Current AI models, especially those using reinforcement learning, are really good at things they’re specifically trained for, like coding or solving math problems. However, they need clear rewards to learn, and this limits their ability to handle more open-ended, general reasoning tasks. Essentially, they get stuck needing constant feedback and struggle to learn from just experience like humans do. They rely too much on having someone *tell* them if they're right or wrong.
What's the solution?
PretrainZero tackles this by using a method called 'active pretraining'. Imagine a student who actively chooses what to study based on what they find interesting and helpful. PretrainZero does something similar: it learns to pick out useful information from a large text source (Wikipedia) and then tries to predict that information using reinforcement learning. Crucially, it does this *without* needing any pre-labeled data or external rewards – it learns from the text itself. It also gradually increases the difficulty of what it tries to predict, making it constantly challenge itself and improve its reasoning skills.
Why it matters?
This research is important because it’s a step towards creating AI that can truly think and learn like humans, known as artificial general intelligence. By breaking the reliance on specific rewards and labeled data, PretrainZero opens the door to AI that can reason more broadly and adapt to new situations without needing constant supervision.
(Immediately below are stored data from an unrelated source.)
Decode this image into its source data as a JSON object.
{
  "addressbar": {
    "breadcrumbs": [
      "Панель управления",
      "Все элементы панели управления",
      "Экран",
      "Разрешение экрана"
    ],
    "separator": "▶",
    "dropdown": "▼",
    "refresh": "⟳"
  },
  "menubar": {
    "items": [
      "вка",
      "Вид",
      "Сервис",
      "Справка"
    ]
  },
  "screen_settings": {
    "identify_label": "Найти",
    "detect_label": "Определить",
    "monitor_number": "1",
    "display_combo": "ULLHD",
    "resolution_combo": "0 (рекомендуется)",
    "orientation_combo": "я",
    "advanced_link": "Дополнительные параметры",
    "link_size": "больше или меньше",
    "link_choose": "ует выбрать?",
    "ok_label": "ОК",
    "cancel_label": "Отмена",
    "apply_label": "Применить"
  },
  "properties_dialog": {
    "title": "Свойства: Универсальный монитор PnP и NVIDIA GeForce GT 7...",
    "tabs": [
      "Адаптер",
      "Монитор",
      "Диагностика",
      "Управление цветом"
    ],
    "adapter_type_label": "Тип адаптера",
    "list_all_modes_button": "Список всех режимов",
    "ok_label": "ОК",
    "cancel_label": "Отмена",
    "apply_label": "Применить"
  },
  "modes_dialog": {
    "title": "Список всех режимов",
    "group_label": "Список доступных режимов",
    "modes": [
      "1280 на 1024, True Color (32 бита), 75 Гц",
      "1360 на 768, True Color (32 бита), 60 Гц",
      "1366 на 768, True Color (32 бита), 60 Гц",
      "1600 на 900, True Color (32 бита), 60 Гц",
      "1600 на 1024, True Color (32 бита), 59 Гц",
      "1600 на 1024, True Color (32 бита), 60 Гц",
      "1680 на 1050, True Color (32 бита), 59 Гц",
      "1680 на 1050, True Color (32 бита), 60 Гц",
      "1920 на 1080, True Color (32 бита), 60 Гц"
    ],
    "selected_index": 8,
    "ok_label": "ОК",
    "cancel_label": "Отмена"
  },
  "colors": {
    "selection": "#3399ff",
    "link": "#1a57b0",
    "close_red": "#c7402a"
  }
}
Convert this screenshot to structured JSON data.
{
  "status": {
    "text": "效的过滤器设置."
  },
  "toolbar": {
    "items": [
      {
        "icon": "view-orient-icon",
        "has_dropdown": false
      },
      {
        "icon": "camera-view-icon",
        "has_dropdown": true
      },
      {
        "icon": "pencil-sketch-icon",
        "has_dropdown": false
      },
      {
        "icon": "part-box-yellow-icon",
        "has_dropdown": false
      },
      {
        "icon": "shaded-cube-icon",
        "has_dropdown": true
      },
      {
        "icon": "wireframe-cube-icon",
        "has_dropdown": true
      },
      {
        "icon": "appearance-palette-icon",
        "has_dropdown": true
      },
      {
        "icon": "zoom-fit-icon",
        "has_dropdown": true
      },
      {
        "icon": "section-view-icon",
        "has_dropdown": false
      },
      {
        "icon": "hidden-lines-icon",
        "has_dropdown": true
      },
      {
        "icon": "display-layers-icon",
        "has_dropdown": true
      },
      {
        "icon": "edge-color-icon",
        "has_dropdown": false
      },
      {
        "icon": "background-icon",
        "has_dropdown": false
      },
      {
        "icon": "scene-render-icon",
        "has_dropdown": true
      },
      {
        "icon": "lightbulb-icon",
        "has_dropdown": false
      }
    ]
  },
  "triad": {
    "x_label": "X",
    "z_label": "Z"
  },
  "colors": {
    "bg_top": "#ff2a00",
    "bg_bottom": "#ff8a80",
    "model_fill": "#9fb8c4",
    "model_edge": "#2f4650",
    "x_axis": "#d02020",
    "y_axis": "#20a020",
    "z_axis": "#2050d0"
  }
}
This could lead to AI systems that are much more versatile and capable of solving complex, real-world problems.
Abstract
Mimicking human behavior to actively learning from general experience and achieve artificial general intelligence has always been a human dream. Recent reinforcement learning (RL) based large-thinking models demonstrate impressive expert-level abilities, i.e., software and math, but still rely heavily on verifiable rewards in specific domains, placing a significant bottleneck to extend the performance boundary of general reasoning capabilities. In this work, we propose PretrainZero, a reinforcement active learning framework built on the pretraining corpus to extend RL from domain-specific post-training to general pretraining. PretrainZero features the following characteristics: 1) Active pretraining: inspired by the active learning ability of humans, PretrainZero learns a unified reasoning policy to actively identify reasonable and informative contents from pretraining corpus, and reason to predict these contents by RL. 2) Self-supervised learning: without any verifiable labels, pretrained reward models, or supervised fine-tuning, we directly pretrain reasoners from 3 to 30B base models on the general Wikipedia corpus using RL, significantly breaking the verification data-wall for general reasoning. 3) Verification scaling: by tackling increasingly challenging masked spans, PretrainZero substantially enhances the general reasoning abilities of pretrained base models. In reinforcement pretraining, PretrainZero improves Qwen3-4B-Base for 8.43, 5.96 and 10.60 on MMLU-Pro, SuperGPQA and math average benchmarks. In post-training, the pretrained models can also serve as reasoning foundation models for downstream RLVR tasks.